An Australian finding, published in the British Journal of
Pharmacology, found that stress or extreme dieting could trigger a
release of THC, the psychoactive cannabis ingredient stored in fat,
back into the bloodstream.

Co-author Jonathon Arnold, a senior lecturer in pharmacology from the
University of Sydney, said the researchers studied rats after noticing
unusual results in humans. "I had a case where a guy swears blind that
he hadn't consumed cannabis," he said.

"But he'd gone on a vigorous weight-loss regime, lost four kilograms
within a week and got this exceptionally high cannabinoid level that
he couldn't really explain."

Dr Arnold and colleague Iain McGregor injected rats with a
THC-equivalent of smoking between five and 10 cannabis cigarettes a
day for 10 days, before sending them cold turkey and exposing them to
a stress hormone or depriving them of food.

In the hungry rats, the THC reading was more than double that of the
control group.

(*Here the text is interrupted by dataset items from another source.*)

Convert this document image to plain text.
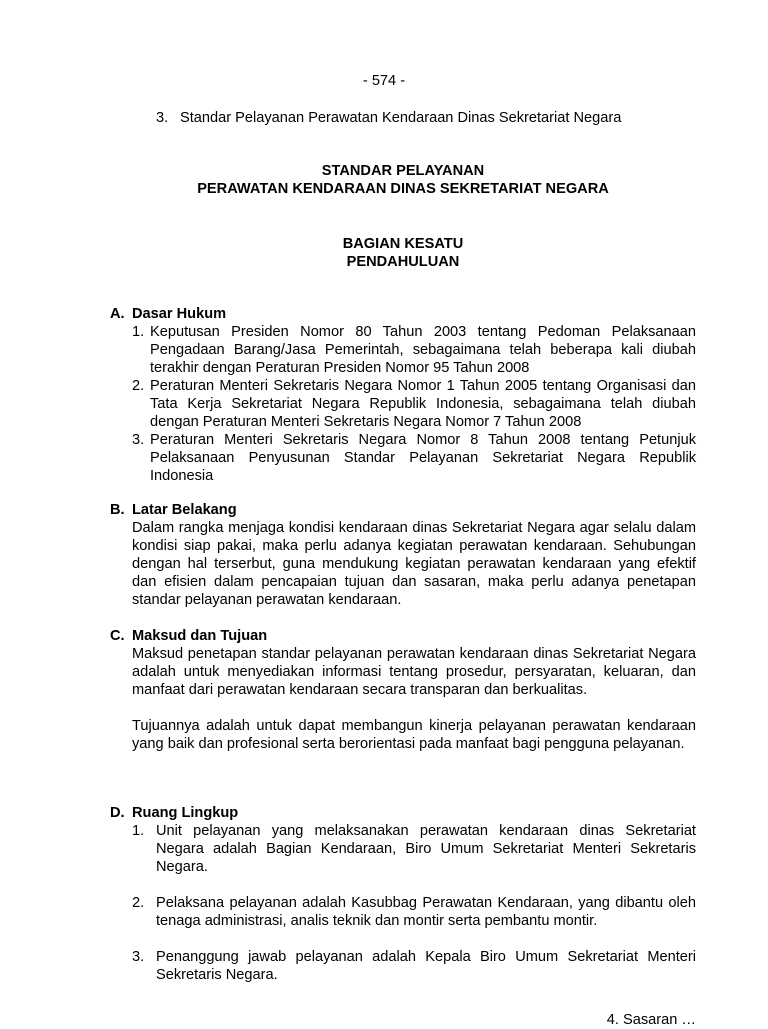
- 574 -
3. Standar Pelayanan Perawatan Kendaraan Dinas Sekretariat Negara
STANDAR PELAYANAN
PERAWATAN KENDARAAN DINAS SEKRETARIAT NEGARA
BAGIAN KESATU
PENDAHULUAN
A. Dasar Hukum
1. Keputusan Presiden Nomor 80 Tahun 2003 tentang Pedoman Pelaksanaan Pengadaan Barang/Jasa Pemerintah, sebagaimana telah beberapa kali diubah terakhir dengan Peraturan Presiden Nomor 95 Tahun 2008
2. Peraturan Menteri Sekretaris Negara Nomor 1 Tahun 2005 tentang Organisasi dan Tata Kerja Sekretariat Negara Republik Indonesia, sebagaimana telah diubah dengan Peraturan Menteri Sekretaris Negara Nomor 7 Tahun 2008
3. Peraturan Menteri Sekretaris Negara Nomor 8 Tahun 2008 tentang Petunjuk Pelaksanaan Penyusunan Standar Pelayanan Sekretariat Negara Republik Indonesia
B. Latar Belakang
Dalam rangka menjaga kondisi kendaraan dinas Sekretariat Negara agar selalu dalam kondisi siap pakai, maka perlu adanya kegiatan perawatan kendaraan. Sehubungan dengan hal terserbut, guna mendukung kegiatan perawatan kendaraan yang efektif dan efisien dalam pencapaian tujuan dan sasaran, maka perlu adanya penetapan standar pelayanan perawatan kendaraan.
C. Maksud dan Tujuan
Maksud penetapan standar pelayanan perawatan kendaraan dinas Sekretariat Negara adalah untuk menyediakan informasi tentang prosedur, persyaratan, keluaran, dan manfaat dari perawatan kendaraan secara transparan dan berkualitas.
Tujuannya adalah untuk dapat membangun kinerja pelayanan perawatan kendaraan yang baik dan profesional serta berorientasi pada manfaat bagi pengguna pelayanan.
D. Ruang Lingkup
1. Unit pelayanan yang melaksanakan perawatan kendaraan dinas Sekretariat Negara adalah Bagian Kendaraan, Biro Umum Sekretariat Menteri Sekretaris Negara.
2. Pelaksana pelayanan adalah Kasubbag Perawatan Kendaraan, yang dibantu oleh tenaga administrasi, analis teknik dan montir serta pembantu montir.
3. Penanggung jawab pelayanan adalah Kepala Biro Umum Sekretariat Menteri Sekretaris Negara.
4. Sasaran …
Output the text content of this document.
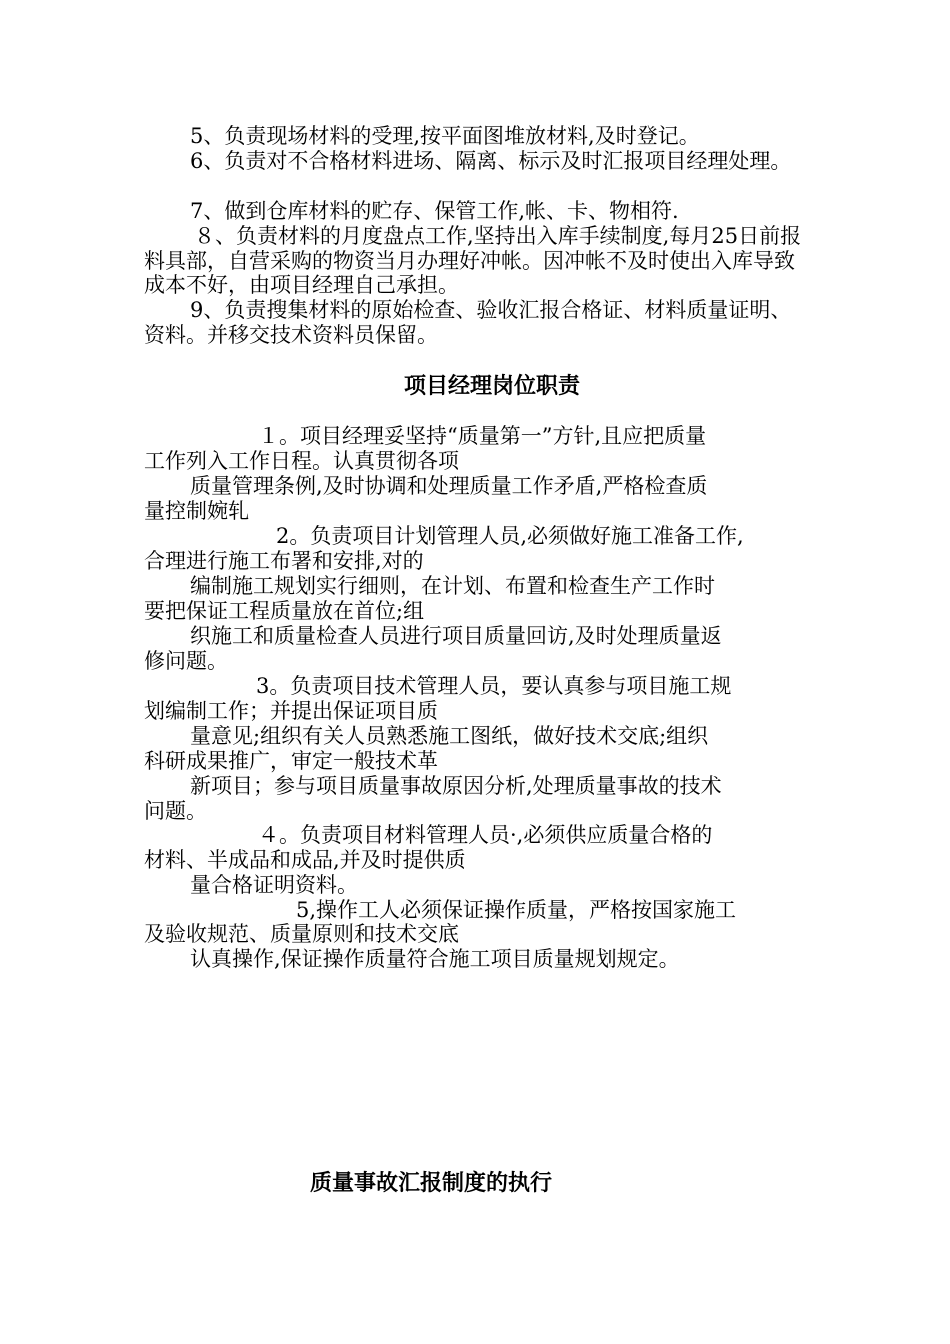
5、负责现场材料的受理,按平面图堆放材料,及时登记。

6、负责对不合格材料进场、隔离、标示及时汇报项目经理处理。

7、做到仓库材料的贮存、保管工作,帐、卡、物相符.

８、负责材料的月度盘点工作,坚持出入库手续制度,每月25日前报料具部，自营采购的物资当月办理好冲帐。因冲帐不及时使出入库导致成本不好，由项目经理自己承担。

9、负责搜集材料的原始检查、验收汇报合格证、材料质量证明、资料。并移交技术资料员保留。

项目经理岗位职责

１。项目经理妥坚持“质量第一”方针,且应把质量

工作列入工作日程。认真贯彻各项

质量管理条例,及时协调和处理质量工作矛盾,严格检查质

量控制婉轧

2。负责项目计划管理人员,必须做好施工准备工作,

合理进行施工布署和安排,对的

编制施工规划实行细则，在计划、布置和检查生产工作时

要把保证工程质量放在首位;组

织施工和质量检查人员进行项目质量回访,及时处理质量返

修问题。

3。负责项目技术管理人员，要认真参与项目施工规

划编制工作；并提出保证项目质

量意见;组织有关人员熟悉施工图纸，做好技术交底;组织

科研成果推广，审定一般技术革

新项目；参与项目质量事故原因分析,处理质量事故的技术

问题。

４。负责项目材料管理人员·,必须供应质量合格的

材料、半成品和成品,并及时提供质

量合格证明资料。

5,操作工人必须保证操作质量，严格按国家施工

及验收规范、质量原则和技术交底

认真操作,保证操作质量符合施工项目质量规划规定。

质量事故汇报制度的执行
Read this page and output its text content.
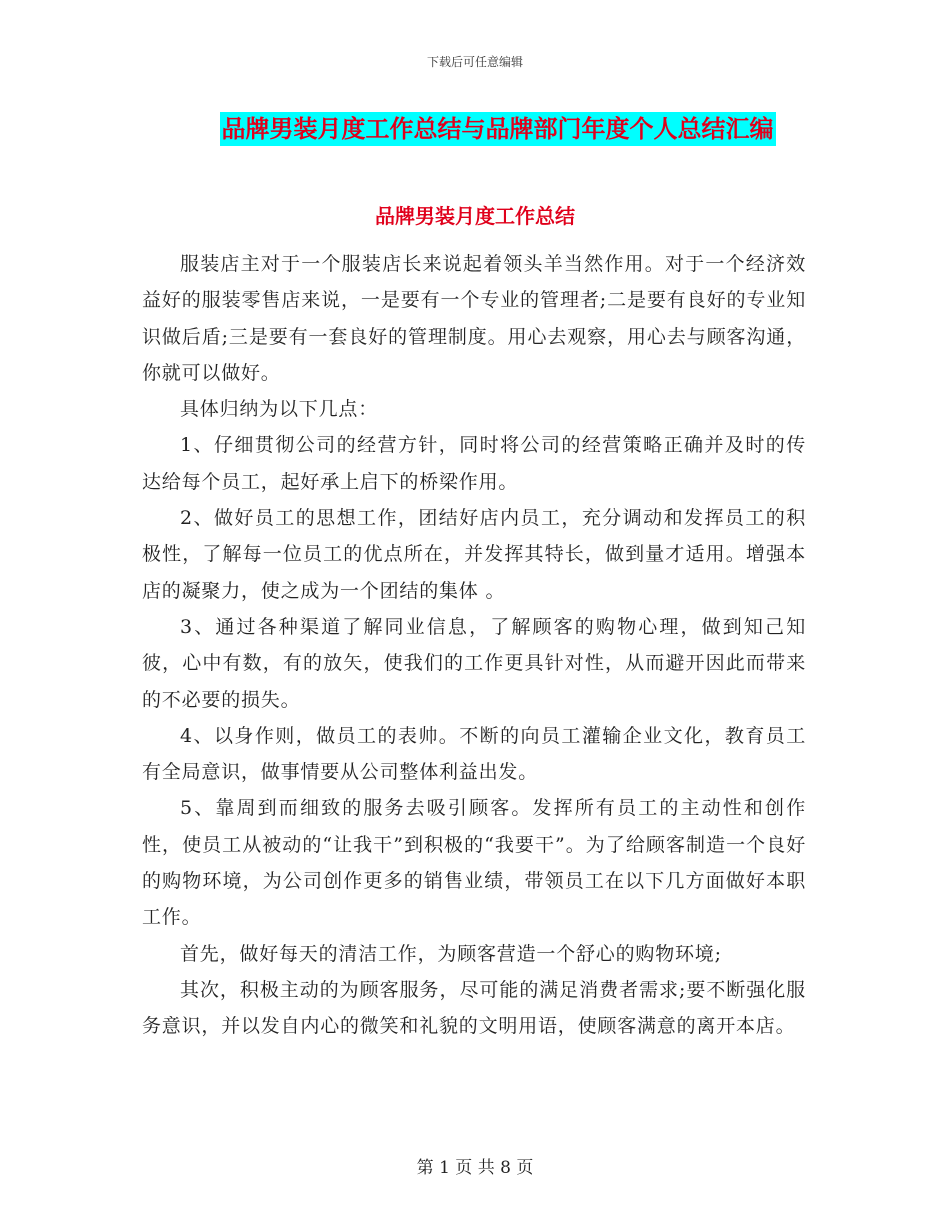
下载后可任意编辑
品牌男装月度工作总结与品牌部门年度个人总结汇编
品牌男装月度工作总结

服装店主对于一个服装店长来说起着领头羊当然作用。对于一个经济效益好的服装零售店来说，一是要有一个专业的管理者;二是要有良好的专业知识做后盾;三是要有一套良好的管理制度。用心去观察，用心去与顾客沟通，你就可以做好。

具体归纳为以下几点：

1、仔细贯彻公司的经营方针，同时将公司的经营策略正确并及时的传达给每个员工，起好承上启下的桥梁作用。

2、做好员工的思想工作，团结好店内员工，充分调动和发挥员工的积极性，了解每一位员工的优点所在，并发挥其特长，做到量才适用。增强本店的凝聚力，使之成为一个团结的集体 。

3、通过各种渠道了解同业信息，了解顾客的购物心理，做到知己知彼，心中有数，有的放矢，使我们的工作更具针对性，从而避开因此而带来的不必要的损失。

4、以身作则，做员工的表帅。不断的向员工灌输企业文化，教育员工有全局意识，做事情要从公司整体利益出发。

5、靠周到而细致的服务去吸引顾客。发挥所有员工的主动性和创作性，使员工从被动的“让我干”到积极的“我要干”。为了给顾客制造一个良好的购物环境，为公司创作更多的销售业绩，带领员工在以下几方面做好本职工作。

首先，做好每天的清洁工作，为顾客营造一个舒心的购物环境;

其次，积极主动的为顾客服务，尽可能的满足消费者需求;要不断强化服务意识，并以发自内心的微笑和礼貌的文明用语，使顾客满意的离开本店。

第 1 页 共 8 页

There was a statistically significant increase in
stressed rats.

Dr Arnold said the implications for humans were being
studied.

"You could potentially kick your grass habit and a couple of weeks
later go on a rigorous diet and exercise regime and it is
theoretically possible, based on this paper, that the THC could flood
out and lead that person to being re-intoxicated," he said.

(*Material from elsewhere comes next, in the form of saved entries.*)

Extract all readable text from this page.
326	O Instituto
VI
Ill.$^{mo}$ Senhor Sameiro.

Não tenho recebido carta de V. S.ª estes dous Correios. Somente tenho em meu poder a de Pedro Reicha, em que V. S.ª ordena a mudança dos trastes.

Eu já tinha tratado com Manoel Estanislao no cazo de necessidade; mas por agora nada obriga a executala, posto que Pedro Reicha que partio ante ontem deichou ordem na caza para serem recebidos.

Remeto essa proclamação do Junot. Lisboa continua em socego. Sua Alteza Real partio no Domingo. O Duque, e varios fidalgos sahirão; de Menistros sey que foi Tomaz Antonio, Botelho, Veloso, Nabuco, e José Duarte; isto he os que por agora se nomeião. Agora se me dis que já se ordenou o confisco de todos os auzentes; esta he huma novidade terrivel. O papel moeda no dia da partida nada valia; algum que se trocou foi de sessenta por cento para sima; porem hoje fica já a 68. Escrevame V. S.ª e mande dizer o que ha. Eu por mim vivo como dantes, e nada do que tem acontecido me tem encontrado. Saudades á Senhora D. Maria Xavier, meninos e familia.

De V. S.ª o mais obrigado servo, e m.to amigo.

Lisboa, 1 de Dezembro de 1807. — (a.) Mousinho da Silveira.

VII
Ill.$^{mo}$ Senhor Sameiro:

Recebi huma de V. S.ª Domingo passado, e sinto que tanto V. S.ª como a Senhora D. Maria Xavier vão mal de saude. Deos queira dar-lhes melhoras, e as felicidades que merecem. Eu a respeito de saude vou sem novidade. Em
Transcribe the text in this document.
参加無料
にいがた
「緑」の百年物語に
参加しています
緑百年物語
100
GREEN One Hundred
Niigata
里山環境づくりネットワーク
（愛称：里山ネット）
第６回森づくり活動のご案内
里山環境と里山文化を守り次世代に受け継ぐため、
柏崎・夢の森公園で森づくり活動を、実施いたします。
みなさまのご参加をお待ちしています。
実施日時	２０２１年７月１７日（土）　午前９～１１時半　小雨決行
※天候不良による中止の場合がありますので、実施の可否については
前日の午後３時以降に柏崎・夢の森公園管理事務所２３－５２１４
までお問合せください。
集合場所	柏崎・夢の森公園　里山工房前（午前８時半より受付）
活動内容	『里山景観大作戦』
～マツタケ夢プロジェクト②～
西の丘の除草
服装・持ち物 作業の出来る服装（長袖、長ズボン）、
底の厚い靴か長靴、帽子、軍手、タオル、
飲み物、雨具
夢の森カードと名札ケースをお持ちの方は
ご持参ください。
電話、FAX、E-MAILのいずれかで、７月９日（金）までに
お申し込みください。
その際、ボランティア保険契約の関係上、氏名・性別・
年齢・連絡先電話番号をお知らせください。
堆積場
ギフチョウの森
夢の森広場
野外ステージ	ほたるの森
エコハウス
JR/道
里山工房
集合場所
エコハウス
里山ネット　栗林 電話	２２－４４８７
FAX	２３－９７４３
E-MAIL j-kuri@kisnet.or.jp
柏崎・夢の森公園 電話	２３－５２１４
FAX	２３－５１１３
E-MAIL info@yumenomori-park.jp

This potentially also had yet-to-be studied implications for fuctional
impairment under certain situations, such as for those who follow up a
weekend binge by skipping breakfast and heading to the gym on a Monday
morning, where "it could possibly lead them to say some silly things
in a meeting", he said.

Jan Copeland of the National Cannabis Prevention and Information
Centre said it was a case of user beware.

"Frequent cannabis users who make health lifestyle choices that
include quitting cannabis in association with a diet and exercise
regime need to be aware that they may still test positive for cannabis
for ... up to four weeks or even longer," she said.

"Those for whom a negative test is critical should have a confidential
test done by their GP."

But Edward Wray-Bliss a lecturer at the University of Technology who
has studied the use of drug testing in workplaces, said tests using
hair rather than urine could return a positive result up to a year
after a heavy cannabis user had taken the drug.

Dr Wray-Bliss said that, in most cases, this represented a massive
overreach of the rights of the employer over the lifestyles of their
staff.

"It's a real problem for the legitimacy of drug testing in the
workplace because it doesn't measure impairment, it only measures some
historic useage at some point in the past," he said.